The Infamous Stringdusters were billed as a straight ahead bluegrass band, but on hearing this five piece acoustic band, they had more of a country and singer/songwriter feel than expected, and delivered a strong, high-energy set. The Funky Meters took the Green River Stage and treated the largely Deadhead crowd to a solid dose of funk. They played their hits, “Africa”, “Cissy Strut”, “Fire on the Bayou” and others. The band is held together by George Porter Jr. who is one of the best and most well-respected bass players in the world. The band is suffering a little as Art Neville, the founder and keyboard player for the band is in poor health and can be challenged in keeping up, however, it is so heartwarming to see him playing that what they lose musically is more than made up for spiritually.
Chicano Batman played a fair set at the Four Rivers stage. They play a style of retro soul with a lead vocal mostly delivered in falsetto that didn’t connect with this reviewer, but did with many members of the crowd. Meanwhile, most of the afternoon at the Parlor Room tent was taken up by different side projects of the members of Lake Street Dive who played back-to-back sets: Madam Uncle featuring Lake Street Dive drummer Mike Calabrese and guitarist/trumpeter Mike Olson along with first up act Lyle Brewer; Bridget Kearney the bassist; and leader singer Rachel Price & Vilray. It was interesting to see the band members doing their own thing, but Lake Street Dive is clearly better than the sum of its parts.

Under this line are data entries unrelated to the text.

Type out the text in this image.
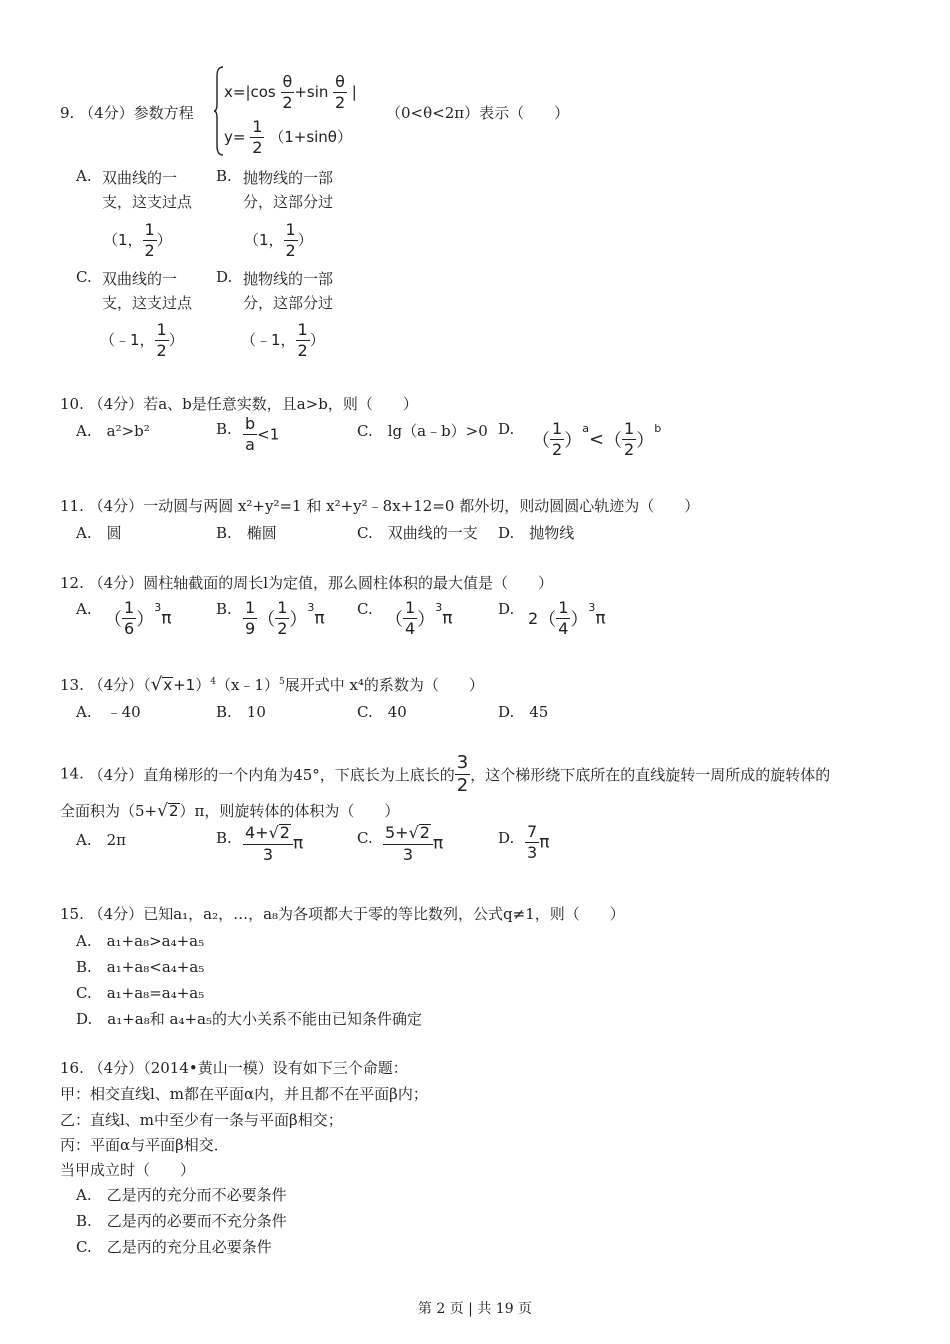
9. （4分）参数方程
$x=|\cos \frac{\theta}{2} +\sin \frac{\theta}{2}$ |
$y= \frac{1}{2} (1+\sin\theta)$
（0<θ<2π）表示（　　）
A. 双曲线的一
支，这支过点
（1， $\frac{1}{2}$ ）
B. 抛物线的一部
分，这部分过
（1， $\frac{1}{2}$ ）
C. 双曲线的一
支，这支过点
（﹣1， $\frac{1}{2}$ ）
D. 抛物线的一部
分，这部分过
（﹣1， $\frac{1}{2}$ ）
10. （4分）若a、b是任意实数，且a>b，则（　　）
A.　 a²>b²	B. $\frac{b}{a} <1$	C.　 lg（a﹣b）>0 D.
（ $\frac{1}{2} )^a<( \frac{1}{2} )^b$
11. （4分）一动圆与两圆 x²+y²=1 和 x²+y²﹣8x+12=0 都外切，则动圆圆心轨迹为（　　）
A.　圆	B.　椭圆	C.　双曲线的一支 D.　抛物线
12. （4分）圆柱轴截面的周长l为定值，那么圆柱体积的最大值是（　　）
A.
（ $\frac{1}{6} )^3\pi$	B. $\frac{1}{9}$ （ $\frac{1}{2} )^3\pi$ C.
（ $\frac{1}{4} )^3\pi$	D. $2( \frac{1}{4} )^3\pi$
13. （4分）$(√x+1)^4(x﹣1)^5$展开式中 x⁴的系数为（　　）
A.　﹣40	B.　10	C.　40	D.　45
14. （4分）直角梯形的一个内角为45°，下底长为上底长的 $\frac{3}{2}$ ，这个梯形绕下底所在的直线旋转一周所成的旋转体的
全面积为（5+√2）π，则旋转体的体积为（　　）
A.　2π	B. $\frac{4+√2}{3}$ π	C. $\frac{5+√2}{3}$ π	D. $\frac{7}{3}$ π
15. （4分）已知a₁，a₂，…，a₈为各项都大于零的等比数列，公式q≠1，则（　　）
A.　a₁+a₈>a₄+a₅
B.　a₁+a₈<a₄+a₅
C.　a₁+a₈=a₄+a₅
D.　a₁+a₈和 a₄+a₅的大小关系不能由已知条件确定
16. （4分）（2014•黄山一模）设有如下三个命题：
甲：相交直线l、m都在平面α内，并且都不在平面β内；
乙：直线l、m中至少有一条与平面β相交；
丙：平面α与平面β相交．
当甲成立时（　　）
A.　乙是丙的充分而不必要条件
B.　乙是丙的必要而不充分条件
C.　乙是丙的充分且必要条件
第 2 页 | 共 19 页
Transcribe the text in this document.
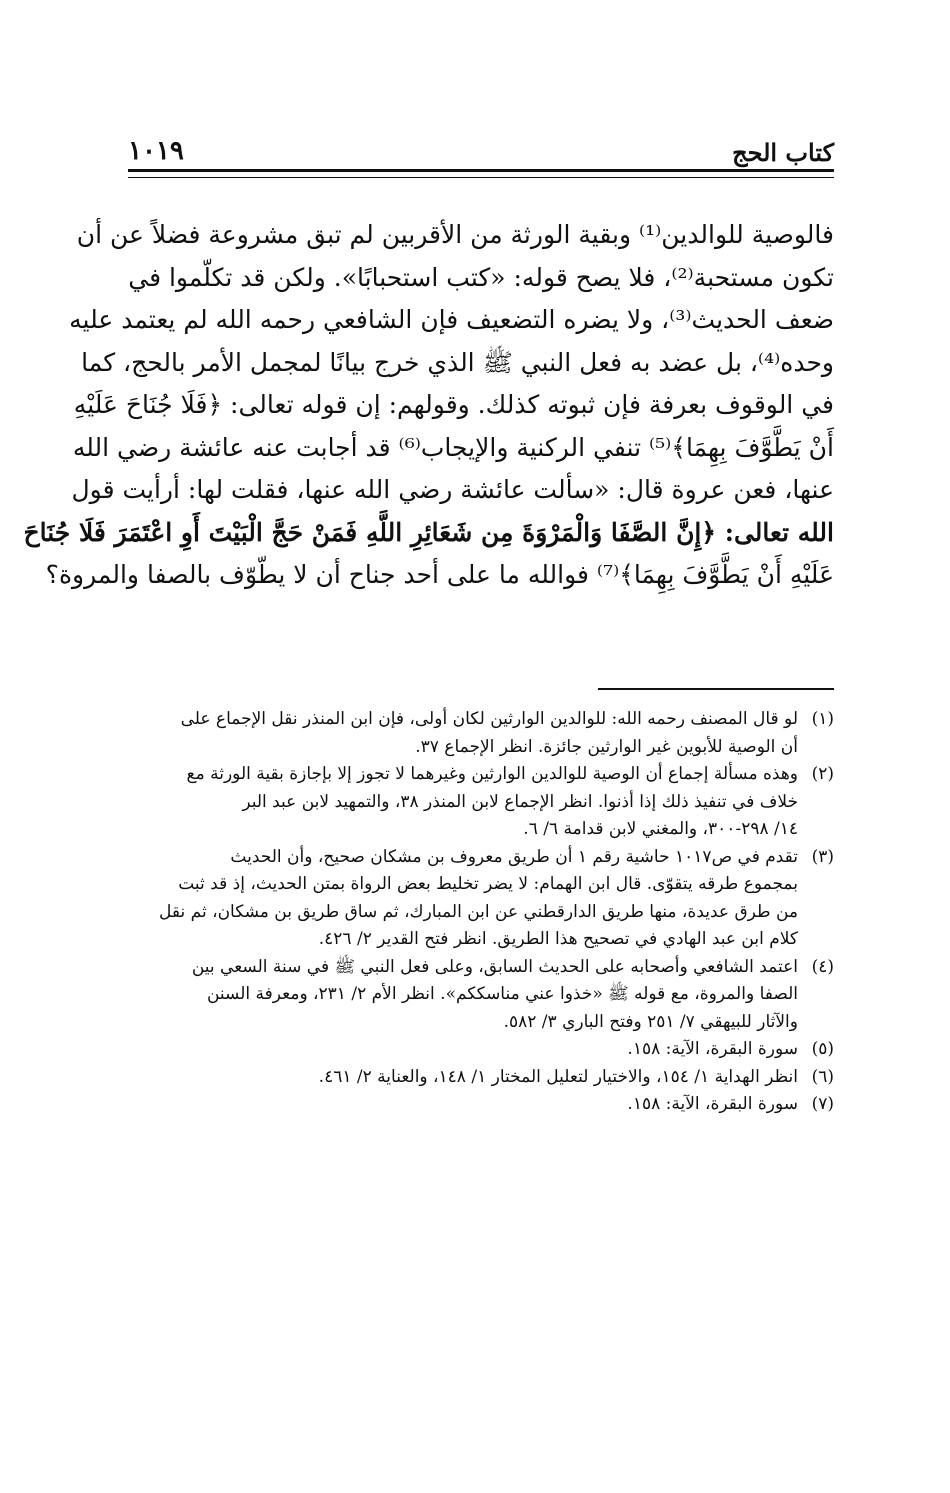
كتاب الحج
١٠١٩
فالوصية للوالدين⁽¹⁾ وبقية الورثة من الأقربين لم تبق مشروعة فضلاً عن أن
تكون مستحبة⁽²⁾، فلا يصح قوله: «كتب استحبابًا». ولكن قد تكلّموا في
ضعف الحديث⁽³⁾، ولا يضره التضعيف فإن الشافعي رحمه الله لم يعتمد عليه
وحده⁽⁴⁾، بل عضد به فعل النبي ﷺ الذي خرج بيانًا لمجمل الأمر بالحج، كما
في الوقوف بعرفة فإن ثبوته كذلك. وقولهم: إن قوله تعالى: ﴿فَلَا جُنَاحَ عَلَيْهِ
أَنْ يَطَّوَّفَ بِهِمَا﴾⁽⁵⁾ تنفي الركنية والإيجاب⁽⁶⁾ قد أجابت عنه عائشة رضي الله
عنها، فعن عروة قال: «سألت عائشة رضي الله عنها، فقلت لها: أرأيت قول
الله تعالى: ﴿إِنَّ الصَّفَا وَالْمَرْوَةَ مِن شَعَائِرِ اللَّهِ فَمَنْ حَجَّ الْبَيْتَ أَوِ اعْتَمَرَ فَلَا جُنَاحَ
عَلَيْهِ أَنْ يَطَّوَّفَ بِهِمَا﴾⁽⁷⁾ فوالله ما على أحد جناح أن لا يطّوّف بالصفا والمروة؟
(١)
لو قال المصنف رحمه الله: للوالدين الوارثين لكان أولى، فإن ابن المنذر نقل الإجماع على
أن الوصية للأبوين غير الوارثين جائزة. انظر الإجماع ٣٧.
(٢)
وهذه مسألة إجماع أن الوصية للوالدين الوارثين وغيرهما لا تجوز إلا بإجازة بقية الورثة مع
خلاف في تنفيذ ذلك إذا أذنوا. انظر الإجماع لابن المنذر ٣٨، والتمهيد لابن عبد البر
١٤/ ٢٩٨-٣٠٠، والمغني لابن قدامة ٦/ ٦.
(٣)
تقدم في ص١٠١٧ حاشية رقم ١ أن طريق معروف بن مشكان صحيح، وأن الحديث
بمجموع طرقه يتقوّى. قال ابن الهمام: لا يضر تخليط بعض الرواة بمتن الحديث، إذ قد ثبت
من طرق عديدة، منها طريق الدارقطني عن ابن المبارك، ثم ساق طريق بن مشكان، ثم نقل
كلام ابن عبد الهادي في تصحيح هذا الطريق. انظر فتح القدير ٢/ ٤٢٦.
(٤)
اعتمد الشافعي وأصحابه على الحديث السابق، وعلى فعل النبي ﷺ في سنة السعي بين
الصفا والمروة، مع قوله ﷺ «خذوا عني مناسككم». انظر الأم ٢/ ٢٣١، ومعرفة السنن
والآثار للبيهقي ٧/ ٢٥١ وفتح الباري ٣/ ٥٨٢.
(٥)
سورة البقرة، الآية: ١٥٨.
(٦)
انظر الهداية ١/ ١٥٤، والاختيار لتعليل المختار ١/ ١٤٨، والعناية ٢/ ٤٦١.
(٧)
سورة البقرة، الآية: ١٥٨.
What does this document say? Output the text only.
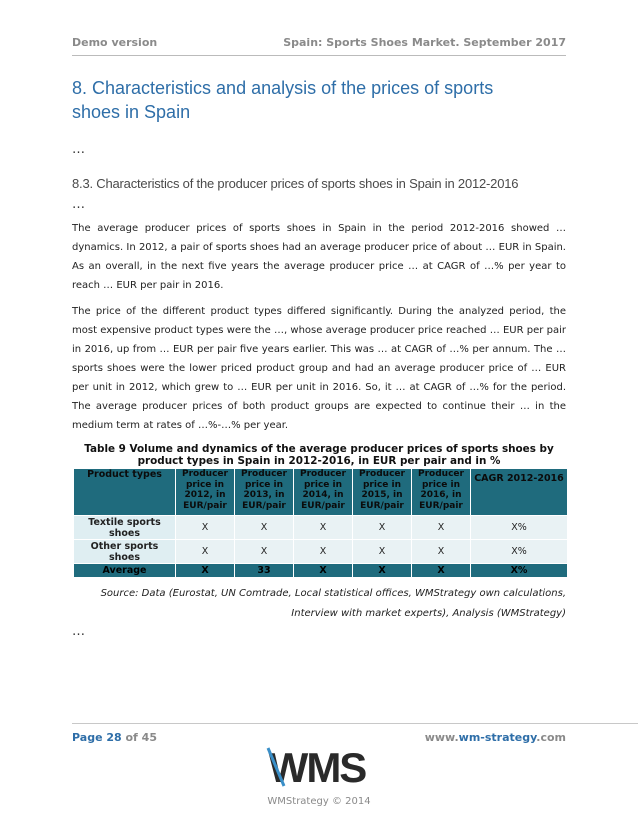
Demo version	Spain: Sports Shoes Market. September 2017
8. Characteristics and analysis of the prices of sports shoes in Spain
…
8.3. Characteristics of the producer prices of sports shoes in Spain in 2012-2016
…
The average producer prices of sports shoes in Spain in the period 2012-2016 showed … dynamics. In 2012, a pair of sports shoes had an average producer price of about … EUR in Spain. As an overall, in the next five years the average producer price … at CAGR of …% per year to reach … EUR per pair in 2016.
The price of the different product types differed significantly. During the analyzed period, the most expensive product types were the …, whose average producer price reached … EUR per pair in 2016, up from … EUR per pair five years earlier. This was … at CAGR of …% per annum. The … sports shoes were the lower priced product group and had an average producer price of … EUR per unit in 2012, which grew to … EUR per unit in 2016. So, it … at CAGR of …% for the period. The average producer prices of both product groups are expected to continue their … in the medium term at rates of …%-…% per year.
Table 9 Volume and dynamics of the average producer prices of sports shoes by product types in Spain in 2012-2016, in EUR per pair and in %
Product types	Producer price in 2012, in EUR/pair	Producer price in 2013, in EUR/pair	Producer price in 2014, in EUR/pair	Producer price in 2015, in EUR/pair	Producer price in 2016, in EUR/pair	CAGR 2012-2016
Textile sports shoes	X	X	X	X	X	X%
Other sports shoes	X	X	X	X	X	X%
Average	X	33	X	X	X	X%
Source: Data (Eurostat, UN Comtrade, Local statistical offices, WMStrategy own calculations, Interview with market experts), Analysis (WMStrategy)
…
Page 28 of 45	www.wm-strategy.com
WMS
WMStrategy © 2014
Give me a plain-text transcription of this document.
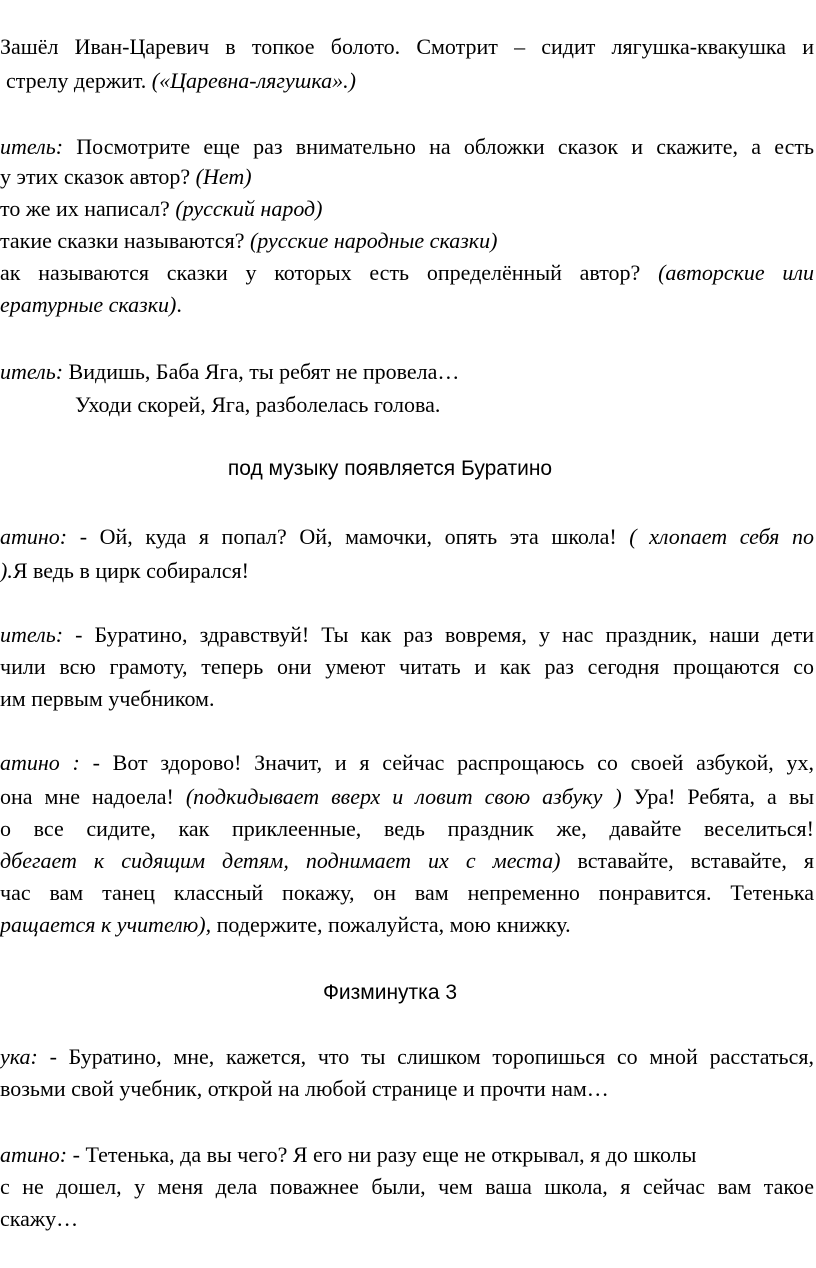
Зашёл Иван-Царевич в топкое болото. Смотрит – сидит лягушка-квакушка и
стрелу держит. («Царевна-лягушка».)
итель: Посмотрите еще раз внимательно на обложки сказок и скажите, а есть
у этих сказок автор? (Нет)
то же их написал? (русский народ)
такие сказки называются? (русские народные сказки)
ак называются сказки у которых есть определённый автор? (авторские или
ературные сказки).
итель: Видишь, Баба Яга, ты ребят не провела…
Уходи скорей, Яга, разболелась голова.
под музыку появляется Буратино
атино: - Ой, куда я попал? Ой, мамочки, опять эта школа! ( хлопает себя по
).Я ведь в цирк собирался!
итель: - Буратино, здравствуй! Ты как раз вовремя, у нас праздник, наши дети
чили всю грамоту, теперь они умеют читать и как раз сегодня прощаются со
им первым учебником.
атино : - Вот здорово! Значит, и я сейчас распрощаюсь со своей азбукой, ух,
она мне надоела! (подкидывает вверх и ловит свою азбуку ) Ура! Ребята, а вы
о все сидите, как приклеенные, ведь праздник же, давайте веселиться!
дбегает к сидящим детям, поднимает их с места) вставайте, вставайте, я
час вам танец классный покажу, он вам непременно понравится. Тетенька
ращается к учителю), подержите, пожалуйста, мою книжку.
Физминутка 3
ука: - Буратино, мне, кажется, что ты слишком торопишься со мной расстаться,
возьми свой учебник, открой на любой странице и прочти нам…
атино: - Тетенька, да вы чего? Я его ни разу еще не открывал, я до школы
с не дошел, у меня дела поважнее были, чем ваша школа, я сейчас вам такое
скажу…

So what about JRAD? The band had some great moments where they jammed and sounded more like a rock band, but also had some low points and got a bit noodley and sounded like a cover band that didn’t seem to be going anywhere especially late in the set “Ramble On Rose”, “Good Lovin”, and “Going Down the Road Feeling Bad”. Overall, it is obvious they are talented musicians and if there is one Dead offshoot band you are going to see, JRAD is the most dynamic and interesting. The vocals are quite secondary, it is all about the instrumental interplay. If one judged them by the enthusiasm of the crowd, they would be considered the best act of the festival as many devotees spent the entire two hour and fifteen minute set dancing their faces off to conclude a wonderful mid-July weekend at the Green River Music Festival.